Antonio Blay Fontcuberta
um verdadeiro mestre

Na Espanha, Antonio Blay Fontcuberta é uma figura singular, ainda não devidamente reconhecido nacional e internacionalmente. Quem é Antonio Blay?
Quando você faz o contato com os livros ou cursos de imediato percebe a autenticidade, uma palavra muito usada por ele. Sua motivação sempre foi vital para entender tudo o que chamamos vida e da realidade e eu recomendo a leitura do legado deste homem simples, afável, trazendo luz e consciência para todos. Antonio Blay Fontcuberta nasceu em Barcelona em 1924 e morreu no mesmo local em 1985. Todos os que assistiram seus cursos reconhecem que, de alguma forma, suas vidas foram alteradas. Algo tinha despertado neles por causa da palavra e da presença de Blay.
Nenhuma teoria, crença e receita, "Olhe!", "Veja por si mesmo". Dessa forma, você  aprende com a sua vida. Realidade aprofundada para ver a verdade.
Suas características marcantes são, do meu ponto de vista, a transparência, concisão, profundidade e sinceridade, de modo que sua mensagem chegue até você verdadeiramente. Antonio Blay tinha uma grande facilidade com as palavras; conceitos abstratos e complexos, como Deus, o Ser, Energia, Inteligência, Amor ... a informação de uma forma simples.

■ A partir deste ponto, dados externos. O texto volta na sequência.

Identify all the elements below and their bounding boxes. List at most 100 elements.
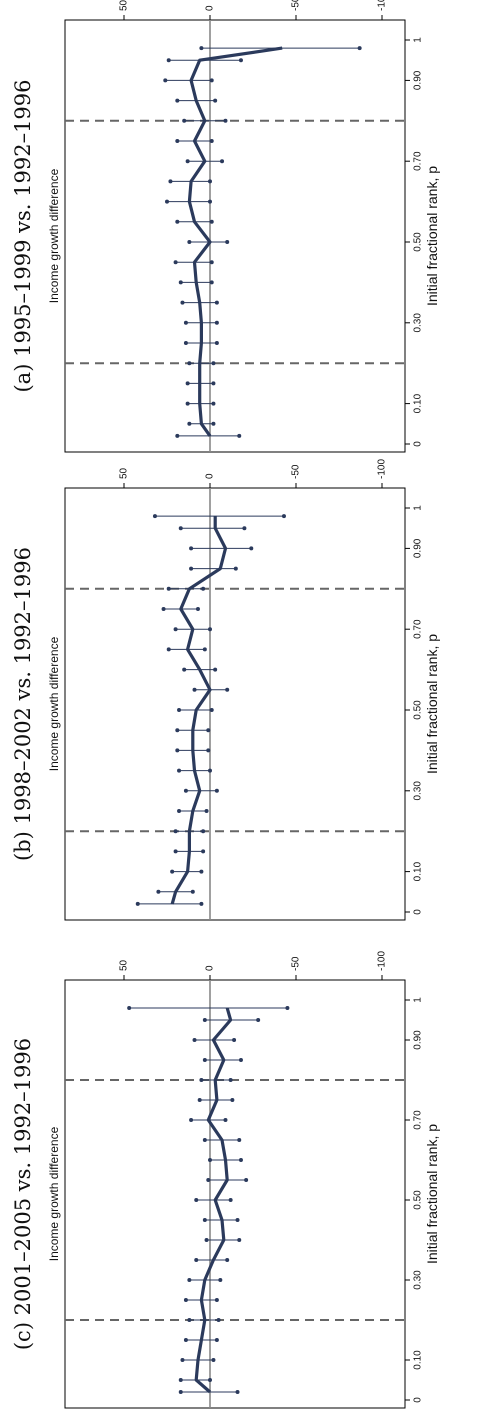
y-tick-label: -100 [377, 951, 388, 971]
ci-lower-point [199, 869, 204, 874]
panel-label: (b) [11, 824, 35, 861]
ci-upper-point [175, 433, 180, 438]
ci-upper-point [166, 586, 171, 591]
ci-lower-point [235, 1218, 240, 1222]
ci-upper-point [166, 58, 171, 63]
panel-label: (a) [11, 357, 35, 393]
panel-label: (c) [11, 1315, 35, 1350]
x-tick-label: 0.70 [413, 619, 424, 639]
ci-lower-point [195, 607, 200, 611]
ci-upper-point [127, 1006, 132, 1010]
chart-title: (c) 2001–2005 vs. 1992–1996 [11, 1038, 35, 1350]
ci-lower-point [213, 98, 218, 103]
y-tick-label: 50 [119, 0, 130, 11]
ci-lower-point [214, 1298, 219, 1302]
x-tick-label: 0.10 [413, 1350, 424, 1370]
ci-upper-point [206, 1178, 211, 1182]
ci-lower-point [209, 78, 214, 83]
ci-upper-point [173, 829, 178, 834]
ci-upper-point [180, 1358, 185, 1362]
estimate-line [170, 516, 228, 905]
y-tick-label: -100 [377, 459, 388, 479]
ci-lower-point [225, 687, 230, 692]
ci-upper-point [197, 1098, 202, 1102]
ci-lower-point [232, 1038, 237, 1042]
x-tick-label: 0.10 [413, 393, 424, 413]
ci-lower-point [206, 748, 211, 753]
ci-upper-point [175, 139, 180, 143]
ci-lower-point [237, 1138, 242, 1142]
x-tick-label: 0 [413, 441, 424, 447]
plot-frame [64, 979, 406, 1409]
ci-upper-point [173, 627, 178, 632]
y-axis-label: Income growth difference [47, 168, 61, 303]
ci-upper-point [185, 381, 190, 386]
ci-upper-point [204, 1238, 209, 1242]
ci-upper-point [202, 1018, 207, 1022]
ci-upper-point [202, 1138, 207, 1142]
x-tick-label: 0.50 [413, 232, 424, 252]
ci-lower-point [285, 1006, 290, 1010]
ci-lower-point [237, 433, 242, 438]
panel-c: (c) 2001–2005 vs. 1992–1996 50 0 -50 -100 Inc… [11, 951, 440, 1409]
y-tick-label: 0 [205, 5, 216, 11]
ci-upper-point [187, 421, 192, 426]
x-tick-label: 0.30 [413, 1270, 424, 1290]
ci-upper-point [187, 361, 192, 366]
ci-lower-point [228, 1078, 233, 1082]
ci-lower-point [230, 1098, 235, 1102]
ci-lower-point [208, 179, 212, 184]
ci-upper-point [187, 1278, 192, 1282]
ci-upper-point [194, 1198, 199, 1202]
ci-lower-point [214, 320, 219, 325]
ci-lower-point [228, 1198, 233, 1202]
ci-upper-point [202, 1058, 207, 1062]
chart-title: (a) 1995–1999 vs. 1992–1996 [11, 79, 35, 392]
ci-upper-point [165, 199, 169, 204]
estimate-line [194, 1007, 233, 1394]
ci-upper-point [173, 849, 178, 854]
ci-lower-point [249, 546, 254, 551]
title-text: 1995–1999 vs. 1992–1996 [11, 79, 35, 356]
ci-lower-point [225, 240, 230, 244]
y-tick-label: 50 [119, 467, 130, 479]
y-axis-label: Income growth difference [47, 636, 61, 771]
y-tick-label: -50 [291, 0, 302, 11]
ci-upper-point [178, 526, 183, 531]
ci-lower-point [214, 341, 219, 345]
x-tick-label: 0.50 [413, 700, 424, 720]
y-axis-label: Income growth difference [47, 1126, 61, 1261]
ci-upper-point [182, 667, 187, 672]
ci-lower-point [223, 1118, 228, 1122]
ci-upper-point [180, 300, 185, 305]
ci-upper-point [192, 687, 197, 692]
ci-lower-point [256, 1018, 261, 1022]
title-text: 1998–2002 vs. 1992–1996 [11, 547, 35, 824]
estimate-line [187, 46, 283, 437]
ci-upper-point [183, 341, 188, 345]
ci-lower-point [238, 1158, 243, 1162]
ci-lower-point [211, 361, 216, 366]
ci-upper-point [183, 1298, 188, 1302]
ci-lower-point [211, 401, 216, 406]
ci-lower-point [208, 627, 212, 632]
panel-b: (b) 1998–2002 vs. 1992–1996 50 0 -50 -100 Inc… [11, 459, 440, 921]
plot-frame [64, 487, 406, 921]
ci-upper-point [192, 1038, 197, 1042]
ci-upper-point [183, 788, 188, 793]
x-tick-label: 0 [413, 909, 424, 915]
ci-upper-point [199, 46, 204, 51]
ci-lower-point [209, 708, 214, 712]
ci-upper-point [177, 768, 182, 773]
x-tick-label: 0.30 [413, 313, 424, 333]
ci-lower-point [201, 849, 206, 854]
ci-lower-point [209, 280, 214, 285]
ci-upper-point [189, 566, 194, 571]
ci-lower-point [209, 139, 214, 143]
ci-lower-point [223, 118, 228, 123]
ci-lower-point [237, 1238, 242, 1242]
x-tick-label: 0.90 [413, 538, 424, 558]
plot-frame [64, 19, 406, 453]
ci-upper-point [170, 869, 175, 874]
x-tick-label: 0.90 [413, 70, 424, 90]
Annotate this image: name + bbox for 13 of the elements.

Como qualquer bom professor, apenas a transmitia sua experiência. Só que ele tinha encontrado o que foi entregue e ensinado. Eminentemente prático, apesar de falar da Consciência, Eu Superior, e assim por diante. Em resumo, Antonio Blay foi um mestre espiritual e transpessoal a se misturar com as pessoas. Foi mais um, mas descobriu, através de suas experiências, a realidade de quem somos, a essência do Ser. A obra de Antonio Blay estimula o processo de auto-realização. E assim foi Blay ao longo de sua vida, para descobrir quem eu sou, que sou eu, como executar, que é a realidade, e assim por diante. Fez curso de Psicologia (1959) e criou a psicologia para auto-realização, que inclui uma compreensão de como estamos perdendo contato com nossa essência, a criação de hábitos e caráter. Blay, não apenas se aprofundou no campo da psicologia, ele foi mais longe depois que teve contato com culturas orientais. Por exemplo, a centralização é uma maneira de se conectar com o interior  e chegar a niveis mais elevados de consciência. Indiscutivelmente, Antonio Blay andou no caminho da auto-descoberta e ensinou pistas importantes sobre a psicologia transpessoal.